Já em 2013, o presidente russo afirmara que a RT "não tem como não refletir a posição oficial do governo russo sobre os acontecimentos em nosso país e no resto do mundo".

O especialista em Rússia da Sociedade Alemã de Política Externa (DGAP) Stefan Meister descreve a RT como uma ferramenta de propaganda: "É um instrumento da política externa russa com objetivos bastante específicos. É uma emissora administrada pelo Ministério do Exterior, mas também por outras instituições do Estado".

Licença nem foi pedida

Há diferenças na forma como os dos casos foram tratados nos dois países. Tudo começou com o banimento das transmissões da RT DE na Alemanha por uma agência reguladora independente de mídia, como reza o princípio do distanciamento em relação ao Estado.

A decisão partiu da Comissão de Licenciamento e Supervisão de Mídia de Berlim-Brandemburgo. A proibição foi justificada pela falta da autorização exigida pela lei de imprensa. O requerimento referente, para o início das transmissões, em dezembro, nunca fora feito - talvez por estar claro que não havia o necessário distanciamento do Estado.

A não ser em caso excepcionais, a diretriz para a mídia na Alemanha proíbe a concessão de licenças de transmissão a órgãos de governos, seja da Alemanha, seja do exterior.

A empresa-matriz da RT, a TV Novosti, obteve uma licença de transmissão para a RT DE na Sérvia e achou que isso já bastava.
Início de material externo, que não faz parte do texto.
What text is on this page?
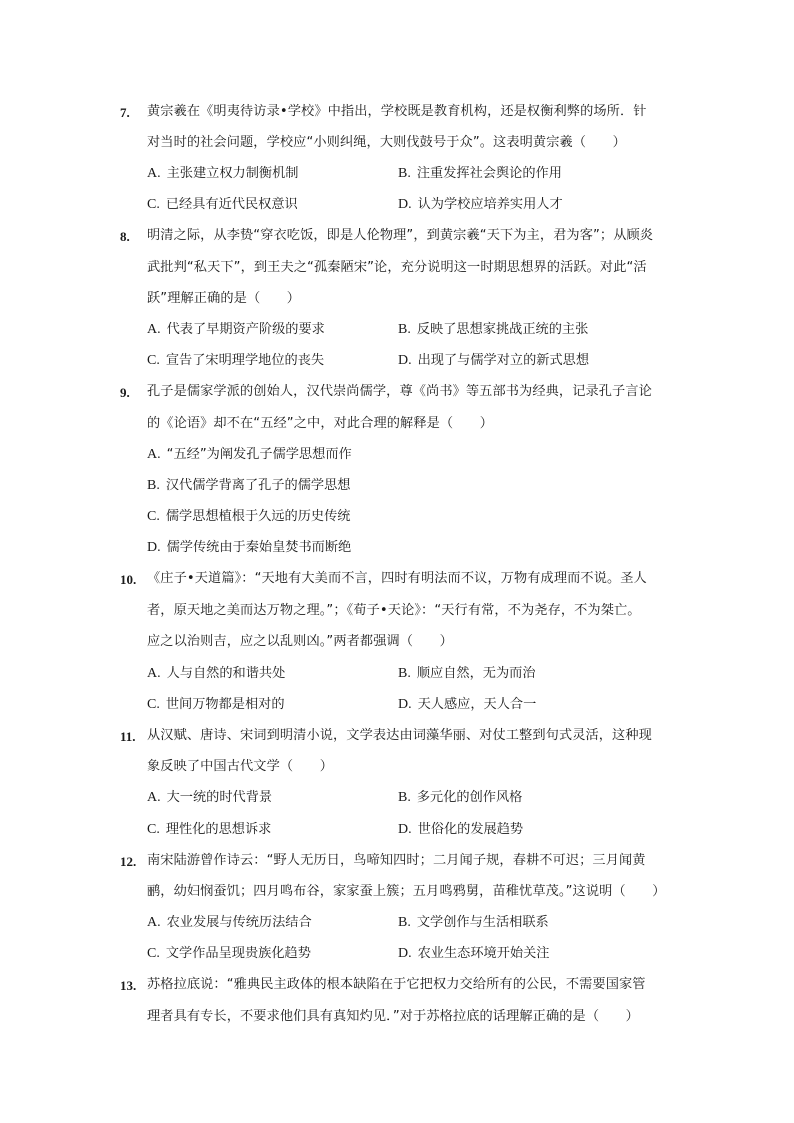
7. 黄宗羲在《明夷待访录•学校》中指出，学校既是教育机构，还是权衡利弊的场所．针
对当时的社会问题，学校应“小则纠绳，大则伐鼓号于众”。这表明黄宗羲（　　）
A. 主张建立权力制衡机制	B. 注重发挥社会舆论的作用
C. 已经具有近代民权意识	D. 认为学校应培养实用人才
8. 明清之际，从李贽“穿衣吃饭，即是人伦物理”，到黄宗羲“天下为主，君为客”；从顾炎
武批判“私天下”，到王夫之“孤秦陋宋”论，充分说明这一时期思想界的活跃。对此“活
跃”理解正确的是（　　）
A. 代表了早期资产阶级的要求	B. 反映了思想家挑战正统的主张
C. 宣告了宋明理学地位的丧失	D. 出现了与儒学对立的新式思想
9. 孔子是儒家学派的创始人，汉代崇尚儒学，尊《尚书》等五部书为经典，记录孔子言论
的《论语》却不在“五经”之中，对此合理的解释是（　　）
A. “五经”为阐发孔子儒学思想而作
B. 汉代儒学背离了孔子的儒学思想
C. 儒学思想植根于久远的历史传统
D. 儒学传统由于秦始皇焚书而断绝
10. 《庄子•天道篇》：“天地有大美而不言，四时有明法而不议，万物有成理而不说。圣人
者，原天地之美而达万物之理。”；《荀子•天论》：“天行有常，不为尧存，不为桀亡。
应之以治则吉，应之以乱则凶。”两者都强调（　　）
A. 人与自然的和谐共处	B. 顺应自然，无为而治
C. 世间万物都是相对的	D. 天人感应，天人合一
11. 从汉赋、唐诗、宋词到明清小说，文学表达由词藻华丽、对仗工整到句式灵活，这种现
象反映了中国古代文学（　　）
A. 大一统的时代背景	B. 多元化的创作风格
C. 理性化的思想诉求	D. 世俗化的发展趋势
12. 南宋陆游曾作诗云：“野人无历日，鸟啼知四时；二月闻子规，春耕不可迟；三月闻黄
鹂，幼妇悯蚕饥；四月鸣布谷，家家蚕上簇；五月鸣鸦舅，苗稚忧草茂。”这说明（　　）
A. 农业发展与传统历法结合	B. 文学创作与生活相联系
C. 文学作品呈现贵族化趋势	D. 农业生态环境开始关注
13. 苏格拉底说：“雅典民主政体的根本缺陷在于它把权力交给所有的公民，不需要国家管
理者具有专长，不要求他们具有真知灼见．”对于苏格拉底的话理解正确的是（　　）
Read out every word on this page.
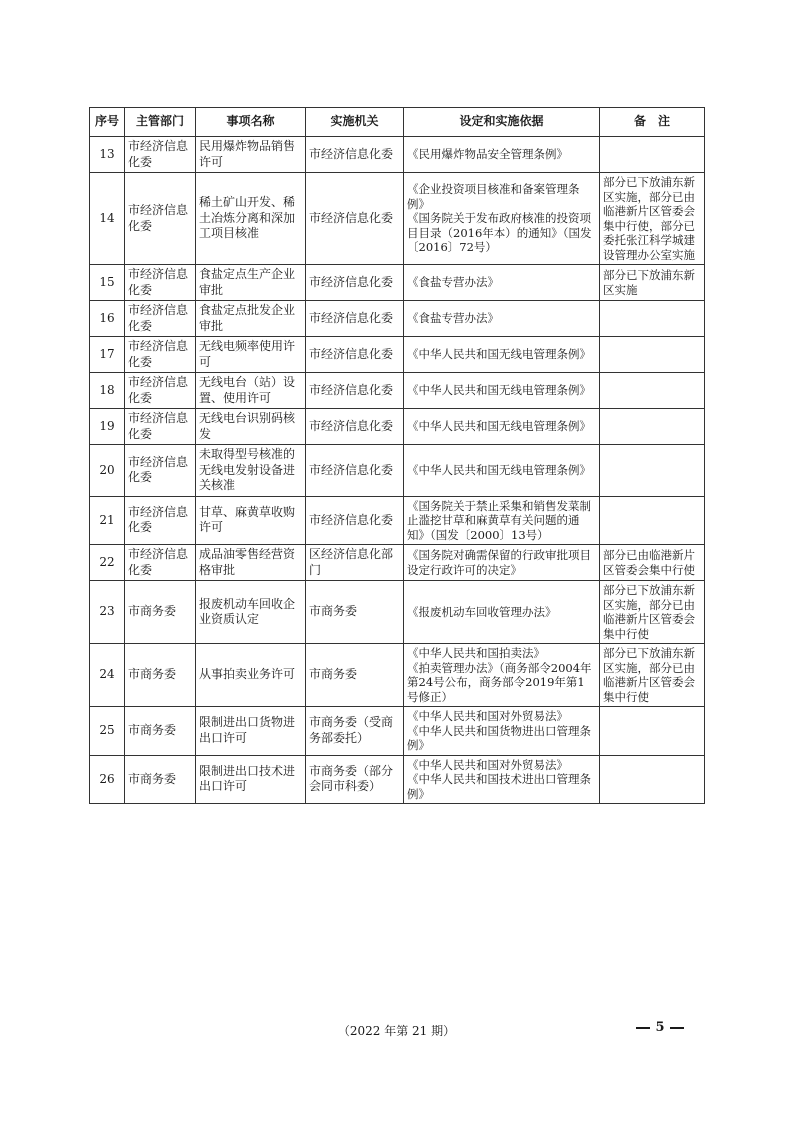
序号	主管部门	事项名称	实施机关	设定和实施依据	备　注
13	市经济信息化委	民用爆炸物品销售许可	市经济信息化委	《民用爆炸物品安全管理条例》	

14	市经济信息化委	稀土矿山开发、稀土冶炼分离和深加工项目核准	市经济信息化委	《企业投资项目核准和备案管理条例》
《国务院关于发布政府核准的投资项目目录（2016年本）的通知》（国发〔2016〕72号）	部分已下放浦东新区实施，部分已由临港新片区管委会集中行使，部分已委托张江科学城建设管理办公室实施
15	市经济信息化委	食盐定点生产企业审批	市经济信息化委	《食盐专营办法》	部分已下放浦东新区实施
16	市经济信息化委	食盐定点批发企业审批	市经济信息化委	《食盐专营办法》	

17	市经济信息化委	无线电频率使用许可	市经济信息化委	《中华人民共和国无线电管理条例》	

18	市经济信息化委	无线电台（站）设置、使用许可	市经济信息化委	《中华人民共和国无线电管理条例》	

19	市经济信息化委	无线电台识别码核发	市经济信息化委	《中华人民共和国无线电管理条例》	

20	市经济信息化委	未取得型号核准的无线电发射设备进关核准	市经济信息化委	《中华人民共和国无线电管理条例》	

21	市经济信息化委	甘草、麻黄草收购许可	市经济信息化委	《国务院关于禁止采集和销售发菜制止滥挖甘草和麻黄草有关问题的通知》（国发〔2000〕13号）	

22	市经济信息化委	成品油零售经营资格审批	区经济信息化部门	《国务院对确需保留的行政审批项目设定行政许可的决定》	部分已由临港新片区管委会集中行使
23	市商务委	报废机动车回收企业资质认定	市商务委	《报废机动车回收管理办法》	部分已下放浦东新区实施，部分已由临港新片区管委会集中行使
24	市商务委	从事拍卖业务许可	市商务委	《中华人民共和国拍卖法》
《拍卖管理办法》（商务部令2004年第24号公布，商务部令2019年第1号修正）	部分已下放浦东新区实施，部分已由临港新片区管委会集中行使
25	市商务委	限制进出口货物进出口许可	市商务委（受商务部委托）	《中华人民共和国对外贸易法》
《中华人民共和国货物进出口管理条例》	

26	市商务委	限制进出口技术进出口许可	市商务委（部分会同市科委）	《中华人民共和国对外贸易法》
《中华人民共和国技术进出口管理条例》	

（2022 年第 21 期）	5
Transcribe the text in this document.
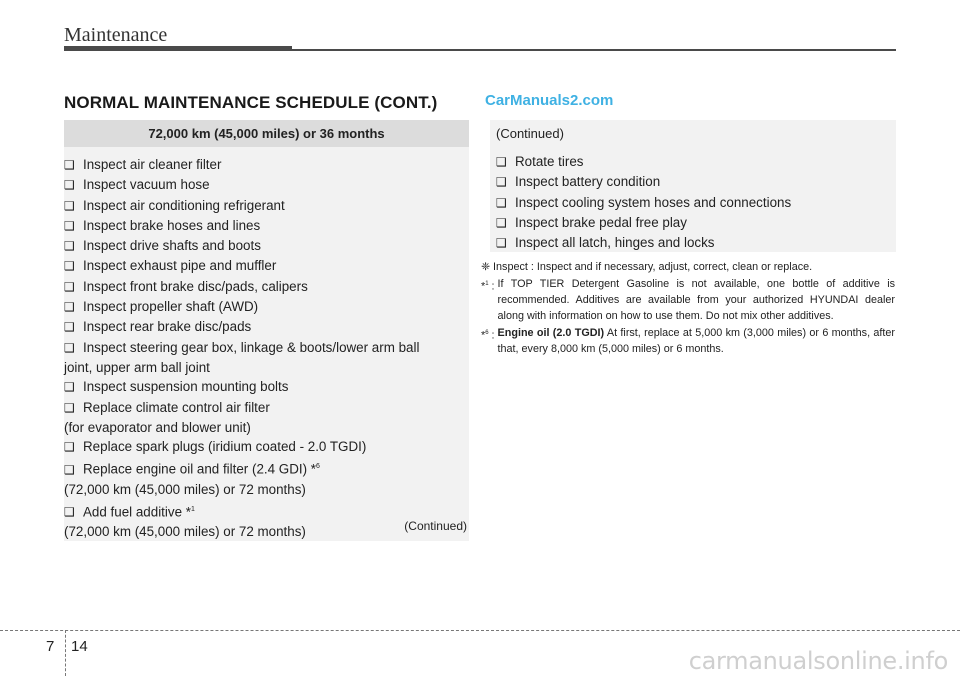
Maintenance
NORMAL MAINTENANCE SCHEDULE (CONT.)	CarManuals2.com
72,000 km (45,000 miles) or 36 months
❑ Inspect air cleaner filter
❑ Inspect vacuum hose
❑ Inspect air conditioning refrigerant
❑ Inspect brake hoses and lines
❑ Inspect drive shafts and boots
❑ Inspect exhaust pipe and muffler
❑ Inspect front brake disc/pads, calipers
❑ Inspect propeller shaft (AWD)
❑ Inspect rear brake disc/pads
❑ Inspect steering gear box, linkage & boots/lower arm ball
joint, upper arm ball joint
❑ Inspect suspension mounting bolts
❑ Replace climate control air filter
(for evaporator and blower unit)
❑ Replace spark plugs (iridium coated - 2.0 TGDI)
❑ Replace engine oil and filter (2.4 GDI) *$^6$
(72,000 km (45,000 miles) or 72 months)
❑ Add fuel additive *$^1$
(72,000 km (45,000 miles) or 72 months)	(Continued)
(Continued)
❑ Rotate tires
❑ Inspect battery condition
❑ Inspect cooling system hoses and connections
❑ Inspect brake pedal free play
❑ Inspect all latch, hinges and locks
❈ Inspect : Inspect and if necessary, adjust, correct, clean or replace.
*$^1$ : If TOP TIER Detergent Gasoline is not available, one bottle of additive is recommended. Additives are available from your authorized HYUNDAI dealer along with information on how to use them. Do not mix other additives.
*$^6$ : Engine oil (2.0 TGDI) At first, replace at 5,000 km (3,000 miles) or 6 months, after that, every 8,000 km (5,000 miles) or 6 months.
7 14
carmanualsonline.info
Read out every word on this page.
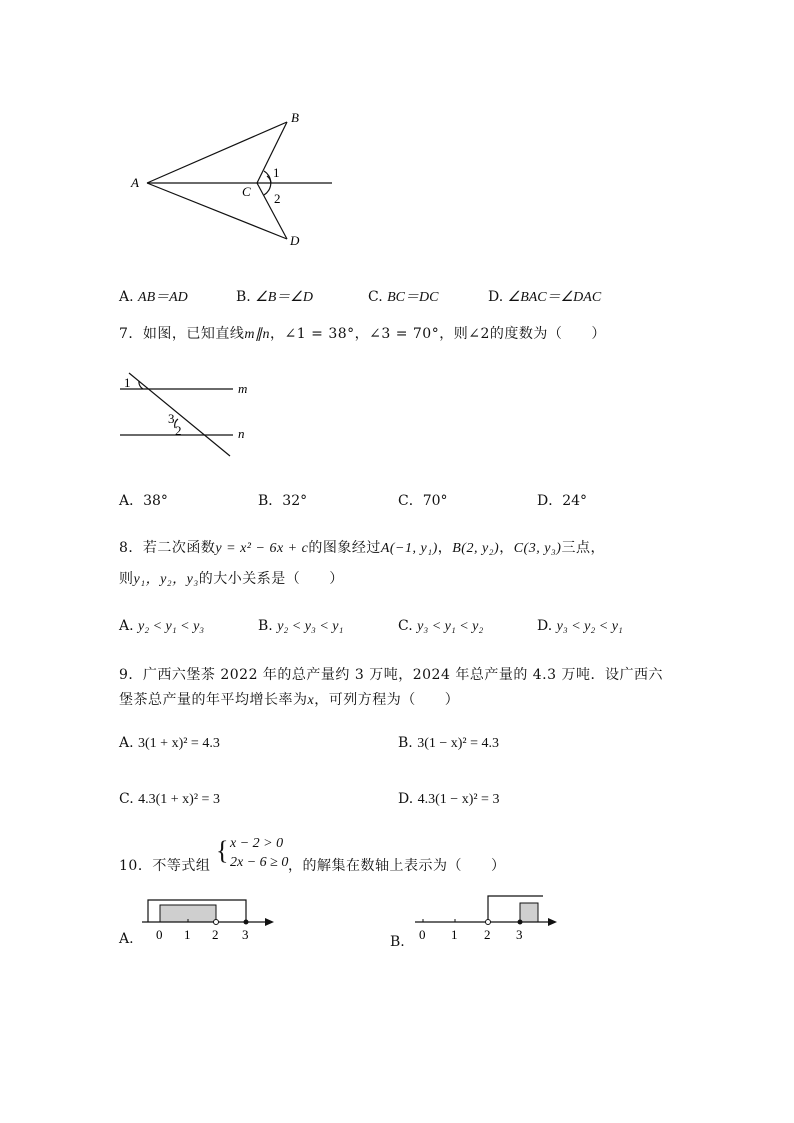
A
B
C
D
1
2
A. AB＝AD	B. ∠B＝∠D	C. BC＝DC	D. ∠BAC＝∠DAC
7．如图，已知直线m∥n，∠1 = 38°，∠3 = 70°，则∠2的度数为（　　）
1
3
2
m
n
A．38°	B．32°	C．70°	D．24°
8．若二次函数y = x² − 6x + c的图象经过A(−1, y₁)，B(2, y₂)，C(3, y₃)三点，
则y₁，y₂，y₃的大小关系是（　　）
A. y₂ < y₁ < y₃	B. y₂ < y₃ < y₁	C. y₃ < y₁ < y₂	D. y₃ < y₂ < y₁
9．广西六堡茶 2022 年的总产量约 3 万吨，2024 年总产量的 4.3 万吨．设广西六
堡茶总产量的年平均增长率为x，可列方程为（　　）
A. 3(1 + x)² = 4.3	B. 3(1 − x)² = 4.3
C. 4.3(1 + x)² = 3	D. 4.3(1 − x)² = 3
10．不等式组
{ x − 2 > 0
2x − 6 ≥ 0 ，的解集在数轴上表示为（　　）
A. 0 1 2 3	B. 0 1 2 3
A agência reguladora alemã discordou e argumentou que a proibição se deu por a RT DE ter sua sede e seu estúdio de transmissões em Berlim.

Os jornalistas da RT podem continuar a viver na Alemanha, protegidos pela liberdade de imprensa. Eles frequentam regularmente, por exemplo, as coletivas de imprensa do governo alemão. A RT DE pode também manter seu website e divulgar vídeos, mas não em streaming ao vivo.

Ato claramente político

Na Rússia, os correspondentes estrangeiros têm que se credenciar, num processo muitas vezes obscuro. Na Alemanha a RT DE pode contratar jornalistas e repórteres sem credenciamento.

O anunciou do fechamento do escritório da DW em Moscou e o fim das transmissões para a Rússia foi feito pelo Ministério russo do Exterior. Um ato claramente politico. A justificativa foi que a Rússia estaria reagindo às "ações hostis da República Federal da Alemanha" contra a RT DE.

A Rússia ocupa atualmente na 150ª posição entre os 180 países listados no ranking da liberdade de imprensa.